Le trafic SNCF est paralysé par 35% de cheminots grévistes. « Ils entendent protéger un statut d’un autre siècle. La retraite entre 52 et 57 ans, par exemple, date de l’époque des machines à vapeur et des escarbilles, il y a quatre vingts ans, l’espérance de vie était alors inférieure de 20 ans à celle de 2018 », poursuit le communiqué.

 

« Les grévistes d’Air France ont perdu le sens des réalités ». Même si elle s’est améliorée en 2017 sous l’effet du bas prix du carburant, la situation économique de la compagnie demeure en retrait sensible par rapport à ses concurrents européens (Lufthansa et British Airways), et à ceux du golfe persique comme aux low cost. « Les exigences des pilotes sont totalement irréalistes pour une compagnie qui doit améliorer sa productivité ».

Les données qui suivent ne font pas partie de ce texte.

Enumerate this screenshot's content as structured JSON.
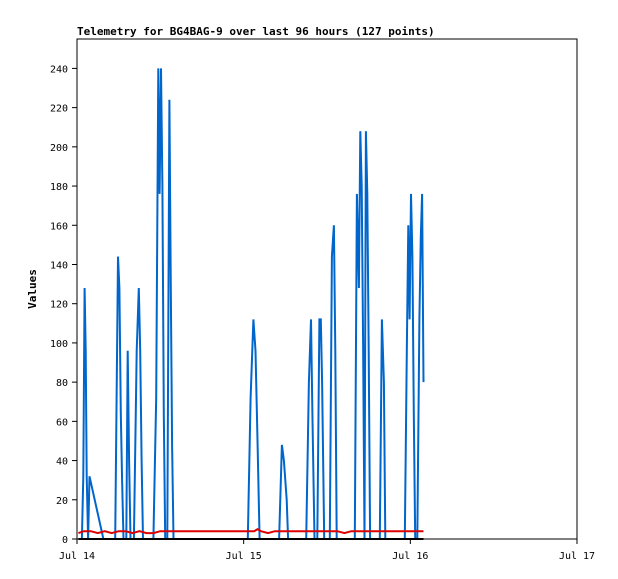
{
  "chart_data": {
    "type": "line",
    "title": "Telemetry for BG4BAG-9 over last 96 hours (127 points)",
    "xlabel": "",
    "ylabel": "Values",
    "x_unit": "hours since Jul 14 00:00",
    "xlim": [
      0,
      72
    ],
    "ylim": [
      0,
      255
    ],
    "yticks": [
      0,
      20,
      40,
      60,
      80,
      100,
      120,
      140,
      160,
      180,
      200,
      220,
      240
    ],
    "xticks": [
      {
        "label": "Jul 14",
        "x": 0
      },
      {
        "label": "Jul 15",
        "x": 24
      },
      {
        "label": "Jul 16",
        "x": 48
      },
      {
        "label": "Jul 17",
        "x": 72
      }
    ],
    "grid": false,
    "series": [
      {
        "name": "",
        "color": "#0066cc",
        "points": [
          [
            0.2,
            0
          ],
          [
            0.7,
            0
          ],
          [
            0.9,
            32
          ],
          [
            1.1,
            128
          ],
          [
            1.25,
            96
          ],
          [
            1.4,
            32
          ],
          [
            1.6,
            0
          ],
          [
            1.8,
            32
          ],
          [
            3.8,
            0
          ],
          [
            5.5,
            0
          ],
          [
            5.9,
            144
          ],
          [
            6.1,
            128
          ],
          [
            6.3,
            64
          ],
          [
            6.5,
            30
          ],
          [
            6.7,
            0
          ],
          [
            7.1,
            0
          ],
          [
            7.3,
            96
          ],
          [
            7.5,
            40
          ],
          [
            7.7,
            0
          ],
          [
            8.2,
            0
          ],
          [
            8.6,
            96
          ],
          [
            8.9,
            128
          ],
          [
            9.1,
            96
          ],
          [
            9.3,
            40
          ],
          [
            9.5,
            0
          ],
          [
            11.0,
            0
          ],
          [
            11.4,
            72
          ],
          [
            11.7,
            240
          ],
          [
            11.9,
            176
          ],
          [
            12.1,
            240
          ],
          [
            12.3,
            180
          ],
          [
            12.5,
            64
          ],
          [
            12.7,
            0
          ],
          [
            13.0,
            0
          ],
          [
            13.3,
            224
          ],
          [
            13.5,
            128
          ],
          [
            13.7,
            48
          ],
          [
            13.9,
            0
          ],
          [
            24.6,
            0
          ],
          [
            25.0,
            72
          ],
          [
            25.4,
            112
          ],
          [
            25.7,
            96
          ],
          [
            26.0,
            48
          ],
          [
            26.3,
            0
          ],
          [
            29.1,
            0
          ],
          [
            29.5,
            48
          ],
          [
            29.8,
            40
          ],
          [
            30.2,
            20
          ],
          [
            30.4,
            0
          ],
          [
            33.0,
            0
          ],
          [
            33.4,
            80
          ],
          [
            33.7,
            112
          ],
          [
            33.9,
            64
          ],
          [
            34.2,
            0
          ],
          [
            34.6,
            0
          ],
          [
            34.9,
            112
          ],
          [
            35.1,
            112
          ],
          [
            35.3,
            80
          ],
          [
            35.6,
            0
          ],
          [
            36.4,
            0
          ],
          [
            36.7,
            144
          ],
          [
            37.0,
            160
          ],
          [
            37.2,
            96
          ],
          [
            37.4,
            0
          ],
          [
            40.0,
            0
          ],
          [
            40.3,
            176
          ],
          [
            40.6,
            128
          ],
          [
            40.8,
            208
          ],
          [
            41.0,
            180
          ],
          [
            41.2,
            100
          ],
          [
            41.4,
            0
          ],
          [
            41.6,
            208
          ],
          [
            41.8,
            176
          ],
          [
            42.0,
            96
          ],
          [
            42.2,
            0
          ],
          [
            43.6,
            0
          ],
          [
            43.9,
            112
          ],
          [
            44.2,
            80
          ],
          [
            44.4,
            0
          ],
          [
            47.2,
            0
          ],
          [
            47.5,
            100
          ],
          [
            47.7,
            160
          ],
          [
            47.9,
            112
          ],
          [
            48.1,
            176
          ],
          [
            48.3,
            144
          ],
          [
            48.5,
            64
          ],
          [
            48.7,
            0
          ],
          [
            49.0,
            0
          ],
          [
            49.3,
            112
          ],
          [
            49.5,
            154
          ],
          [
            49.7,
            176
          ],
          [
            49.9,
            80
          ]
        ]
      },
      {
        "name": "",
        "color": "#dd0000",
        "points": [
          [
            0.2,
            3
          ],
          [
            1.0,
            4
          ],
          [
            2.0,
            4
          ],
          [
            3.0,
            3
          ],
          [
            4.0,
            4
          ],
          [
            5.0,
            3
          ],
          [
            6.0,
            4
          ],
          [
            7.0,
            4
          ],
          [
            8.0,
            3
          ],
          [
            9.0,
            4
          ],
          [
            10.0,
            3
          ],
          [
            11.0,
            3
          ],
          [
            12.0,
            4
          ],
          [
            13.0,
            4
          ],
          [
            14.0,
            4
          ],
          [
            16.0,
            4
          ],
          [
            18.0,
            4
          ],
          [
            20.0,
            4
          ],
          [
            22.0,
            4
          ],
          [
            24.0,
            4
          ],
          [
            25.5,
            4
          ],
          [
            26.0,
            5
          ],
          [
            26.5,
            4
          ],
          [
            27.5,
            3
          ],
          [
            28.5,
            4
          ],
          [
            30.0,
            4
          ],
          [
            32.0,
            4
          ],
          [
            34.0,
            4
          ],
          [
            36.0,
            4
          ],
          [
            37.5,
            4
          ],
          [
            38.5,
            3
          ],
          [
            39.5,
            4
          ],
          [
            41.0,
            4
          ],
          [
            43.0,
            4
          ],
          [
            45.0,
            4
          ],
          [
            47.0,
            4
          ],
          [
            49.9,
            4
          ]
        ]
      },
      {
        "name": "",
        "color": "#000000",
        "points": [
          [
            0.2,
            0
          ],
          [
            49.9,
            0
          ]
        ]
      }
    ]
  }
}
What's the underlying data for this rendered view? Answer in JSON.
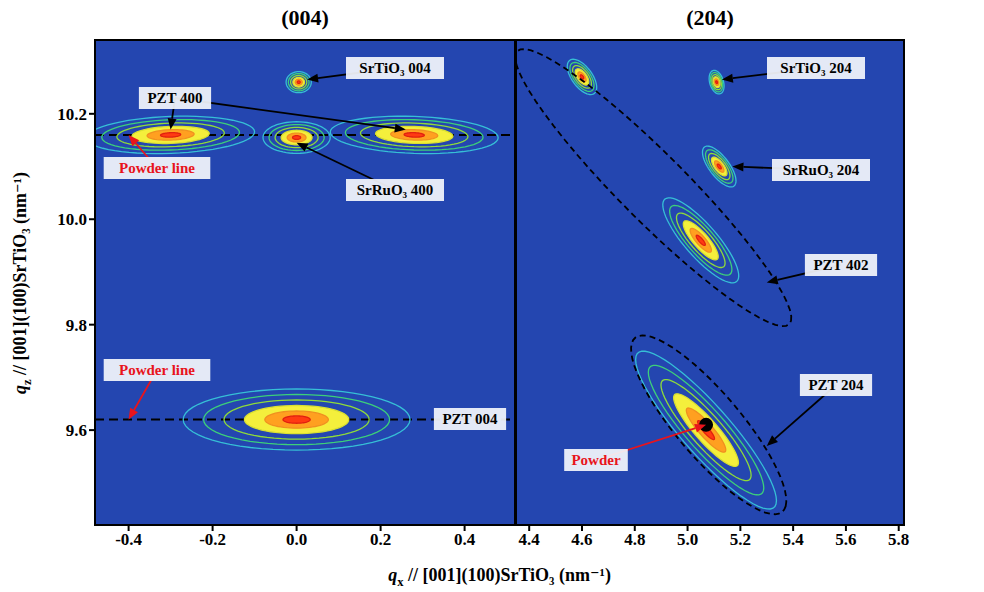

Pour EDV, les grévistes pénalisent à long terme Air France : la concurrence est très ouverte, les offres sont nombreuses et non dépourvues de qualité. Ce « conflit long se traduira par une désaffection des clients de la compagnie ». EDV appelle, donc, les personnels à la raison. « En allant dans le mur, ils entraînent avec eux une entreprise en cours de redressement ».

 

Quatre types de répercussions

 

EDV estime que les répercussions de ces mouvements sont de quatre types. A commencer par le surcroît de travail auquel doivent faire face les agences de voyages pour réorganiser les déplacements de leurs clients, estimé à 500 000 euros par jour de grève. Quotidiennement, en France, 45 000 trajets Air France et 55 000 billets SNCF (essentiellement TGV et grandes lignes) résultent d’émissions effectuées par les agences. 



 

EDV pointe les conséquences liées à l’impossibilité d’utiliser des prestations déjà payées qui peuvent être très élevées : impossibilité de rejoindre le port de départ pour une croisière, circuit au Japon irréalisable en raison de l’annulation du vol Air France Paris-Tokyo, annulation d’un voyage scolaire en train... Ces frais feront l’objet d’une analyse, mais sont d’ores et déjà estimés à plus d’un million d’euros pour la première semaine d’avril. 



 

S’ajoute la baisse des prises de commandes pendant les périodes de grève, de l’ordre de 20% par rapport à la même période de 2017. Même si une partie des vacances d’été se rattrapera, les ponts de mai pour lesquels la décision de vacances est assez tardive ne se rattraperont que très partiellement. 



 

Enfin, l’attractivité touristique et économique de la France est fortement altérée : les images des cohues dans les gares sont reprises en boucle dans le monde entier par les médias. C’est en avril et mai que l’on organise ses vacances d’été, et les arbitrages de voyages s’effectueront au profit de destinations jugées plus sereines que la France. « Ce retard ne se rattrapera pas et ralentira les bonnes performances de la destination », conclut les Entreprises du Voyage.